In Madrid, Spain Olmo Gálvez, 31, an Internet entrepreneur just back from three years working in China and new to politics helped set up social-media networks for the protest.
The Gaddafi led government saw that the Internet is a valuable wartime resource, like a critical bridge over which supplies can flow. As long as you can deny it to your enemy, you don’t blow it up — you keep it intact for your own use. And so they went for it just like Egypt did. After Gaddafi shut down all communications coming from the Libyan General Telecommunications Authority, rebels developed a new strategy that includes a new network that enabled them to communicate and access the Internet. They launched Free Libyana on the 2nd of April 2011. And by April 12th 2011, a span of ten days, Opposition said it had an amazing 725,000 subscribers. Again. the rest is history.
So, I was far from amazed when rumors began to spread, during the Occupy Nigeria protests, that BIS was going to be suspended by Telcos in the country. My timeline literarily caught fire! “Fools! have they never heard of Twitter?” “As long as there is internet, we will communicate” “We’ll use sms and phone calls” “Let the Telcos also pack up and leave!” just to mention a few of the reactions I saw.

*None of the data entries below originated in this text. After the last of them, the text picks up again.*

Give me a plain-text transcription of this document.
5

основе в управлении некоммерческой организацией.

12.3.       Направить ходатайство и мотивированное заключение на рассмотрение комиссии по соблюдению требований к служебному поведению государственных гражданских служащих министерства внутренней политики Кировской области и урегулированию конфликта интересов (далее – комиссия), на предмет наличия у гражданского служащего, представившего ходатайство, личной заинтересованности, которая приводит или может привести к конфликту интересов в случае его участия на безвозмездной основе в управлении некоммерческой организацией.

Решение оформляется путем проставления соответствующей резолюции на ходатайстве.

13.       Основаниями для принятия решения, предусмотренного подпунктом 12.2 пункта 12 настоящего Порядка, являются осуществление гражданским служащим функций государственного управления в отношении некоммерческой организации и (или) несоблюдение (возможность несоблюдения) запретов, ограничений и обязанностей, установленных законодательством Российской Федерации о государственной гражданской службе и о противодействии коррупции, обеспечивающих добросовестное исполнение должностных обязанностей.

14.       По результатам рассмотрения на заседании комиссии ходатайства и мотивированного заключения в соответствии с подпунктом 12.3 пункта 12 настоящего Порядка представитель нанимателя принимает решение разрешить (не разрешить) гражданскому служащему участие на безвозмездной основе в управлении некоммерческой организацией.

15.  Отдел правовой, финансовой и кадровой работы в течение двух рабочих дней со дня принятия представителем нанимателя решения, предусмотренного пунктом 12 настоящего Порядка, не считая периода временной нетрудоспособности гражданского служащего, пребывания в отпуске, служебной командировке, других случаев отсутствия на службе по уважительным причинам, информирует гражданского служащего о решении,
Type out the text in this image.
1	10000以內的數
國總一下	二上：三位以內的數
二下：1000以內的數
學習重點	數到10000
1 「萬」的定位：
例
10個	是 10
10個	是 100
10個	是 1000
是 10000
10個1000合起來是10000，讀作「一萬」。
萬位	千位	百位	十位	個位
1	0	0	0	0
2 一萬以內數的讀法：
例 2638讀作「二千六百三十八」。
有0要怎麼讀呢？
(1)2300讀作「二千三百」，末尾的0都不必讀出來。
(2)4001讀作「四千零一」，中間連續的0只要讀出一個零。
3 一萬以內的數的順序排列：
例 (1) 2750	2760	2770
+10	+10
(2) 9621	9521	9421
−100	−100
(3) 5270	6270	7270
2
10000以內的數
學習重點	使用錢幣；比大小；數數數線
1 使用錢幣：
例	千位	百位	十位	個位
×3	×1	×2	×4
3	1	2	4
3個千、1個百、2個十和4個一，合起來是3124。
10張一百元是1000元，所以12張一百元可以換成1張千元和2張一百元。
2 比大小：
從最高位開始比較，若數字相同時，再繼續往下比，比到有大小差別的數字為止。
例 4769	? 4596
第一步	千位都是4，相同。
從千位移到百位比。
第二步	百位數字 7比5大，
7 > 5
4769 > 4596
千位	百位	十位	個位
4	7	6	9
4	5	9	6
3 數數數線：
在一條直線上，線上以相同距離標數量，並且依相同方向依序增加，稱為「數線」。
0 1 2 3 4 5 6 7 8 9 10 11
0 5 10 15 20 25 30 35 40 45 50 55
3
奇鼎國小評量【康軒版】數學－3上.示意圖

Someone actually ‘approached’ me on Twitter to ask if TimbaObjects could hack together something that would be sms based to ensure the Occupy Nigeria protests would be seen and heard by the whole world and keep communication amongst protesters alive. Guys had gotten smart!
The Internet is super important and has proven even more so being the main tool behind the social, political and economic revolution across the globe. So no matter if broadband access is a human right, protected as a mechanism for free speech or completely corrupted to serve the status quo, it’s also wise to have a backup plan.
When some future governments are backed into a corner by a popular uprising supported by Internet communication, they will probably reach the same conclusions that Libya and Egypt did: reestablish control over national communications at any cost, and pick up the pieces later. That’s why the Internet is too vital to be left in the hands of centralized authority, and it’s why you should press for more diverse Internet connectivity wherever you happen to live.
Freedom has wooed and won the Internet’s heart and she has brought along her smart kids: Social Networks. They do love their new daddy.
Long Live Freedom and it’s new Helpmeet!